Nested scopes, and augmented assignment

[Bruno Desthuilliers]

Antoon Pardon wrote:
> On 2006-07-05, Piet van Oostrum <piet at cs.uu.nl> wrote:
> 
>>>>>>>Antoon Pardon <apardon at forel.vub.ac.be> (AP) wrote:
>>
>>>AP> On 2006-07-05, Bruno Desthuilliers <onurb at xiludom.gro> wrote:
>>>
>>>>>Antoon Pardon wrote:
>>>>>(snip)
>>>>>
>>>>>>Well no matter what explanation you give to it, and I understand how it
>>>>>>works,
>>>>>
>>>>>I'm not sure of this.
>>
>>>AP> Should I care about that?
>>
>>Yes, because as long as you don't understand it, you are in for unpleasant
>>surprises. 
> 
> 
> Well if someone explains what is wrong about my understanding, I
> certainly care about that (although I confess to sometimes being
> impatient) but someone just stating he is not sure I understand?

>From what you wrote, I cannot decide if you really understand Python's
lookup rules and poorly express some disagreement on it, or if you just
don't understand Python lookup rules at all.

> 
>>>>>It's not about "finding a name/identifier", it's about the difference
>>>>>between (re)binding a name and mutating an object.
>>
>>>AP> The two don't contradict each other. Python has chosen that it won't
>>>AP> rebind variables that are out of the local scope. So if the lefthand
>>>AP> side of an assignment is a simple name it will only search in the
>>>AP> local scope for that name. But if the lefthand side is more complicated
>>>AP> if will also search the outerscopes for the name.

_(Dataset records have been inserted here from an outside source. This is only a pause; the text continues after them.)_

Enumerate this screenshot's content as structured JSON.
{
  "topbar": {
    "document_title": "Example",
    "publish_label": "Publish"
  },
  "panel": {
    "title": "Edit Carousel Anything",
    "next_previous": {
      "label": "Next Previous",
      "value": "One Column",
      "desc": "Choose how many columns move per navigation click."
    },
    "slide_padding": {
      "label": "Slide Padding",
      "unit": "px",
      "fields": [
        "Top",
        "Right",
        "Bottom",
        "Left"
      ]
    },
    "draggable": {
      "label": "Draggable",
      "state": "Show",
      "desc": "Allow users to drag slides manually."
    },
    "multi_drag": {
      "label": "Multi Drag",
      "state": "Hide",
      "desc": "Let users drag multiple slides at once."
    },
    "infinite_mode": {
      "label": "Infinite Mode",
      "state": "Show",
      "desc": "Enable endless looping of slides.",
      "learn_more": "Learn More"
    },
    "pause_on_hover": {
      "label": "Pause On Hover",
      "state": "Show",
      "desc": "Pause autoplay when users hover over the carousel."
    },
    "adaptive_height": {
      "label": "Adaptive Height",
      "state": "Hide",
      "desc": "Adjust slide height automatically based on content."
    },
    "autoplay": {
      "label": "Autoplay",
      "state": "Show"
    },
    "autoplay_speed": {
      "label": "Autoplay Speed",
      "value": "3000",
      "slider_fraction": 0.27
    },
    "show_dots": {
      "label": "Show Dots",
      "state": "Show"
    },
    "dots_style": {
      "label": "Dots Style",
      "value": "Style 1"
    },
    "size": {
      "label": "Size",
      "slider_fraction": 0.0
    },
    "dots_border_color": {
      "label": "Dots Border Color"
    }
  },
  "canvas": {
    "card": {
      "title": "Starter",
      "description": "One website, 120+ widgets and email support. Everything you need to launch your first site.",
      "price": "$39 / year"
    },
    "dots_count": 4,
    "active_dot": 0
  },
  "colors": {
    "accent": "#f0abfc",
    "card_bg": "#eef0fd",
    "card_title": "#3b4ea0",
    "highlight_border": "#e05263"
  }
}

Now it's pretty clear you *don't* understand.

In the second case, ie:

k = [0]
def f(i):
  k[0] += i

'k[0]' is *not* a name. The name is 'k'. If we rewrite this snippet
without all the syntactic sugar, we get something like:

k = [0]
def f(i):
  k.__setitem_(0, k.__getitem__(0) + i)

Now where do you see any rebinding here ?
>
>>No. It will always use the same search order.
> 
> 
> So if I understand you correctly in code like:
> 
>   c.d = a
>   b = a
> 
> All three names 

which ones ?

> are searched for in all scopes between the local en global
> one. 

In this example, we're at the top level, so the local scope is the
global scope. I assert what you meant was:

c = something
a = something_else

def somefunc():
  c.d = a
  b = a

(NB : following observations will refer to this code)

> That is what I understand with your statement that [python] always
> uses the same search order.

yes.


> My impression was that python will search for c and a in the total current
> namespace

what is "the total current namespace" ?

> but will not for b.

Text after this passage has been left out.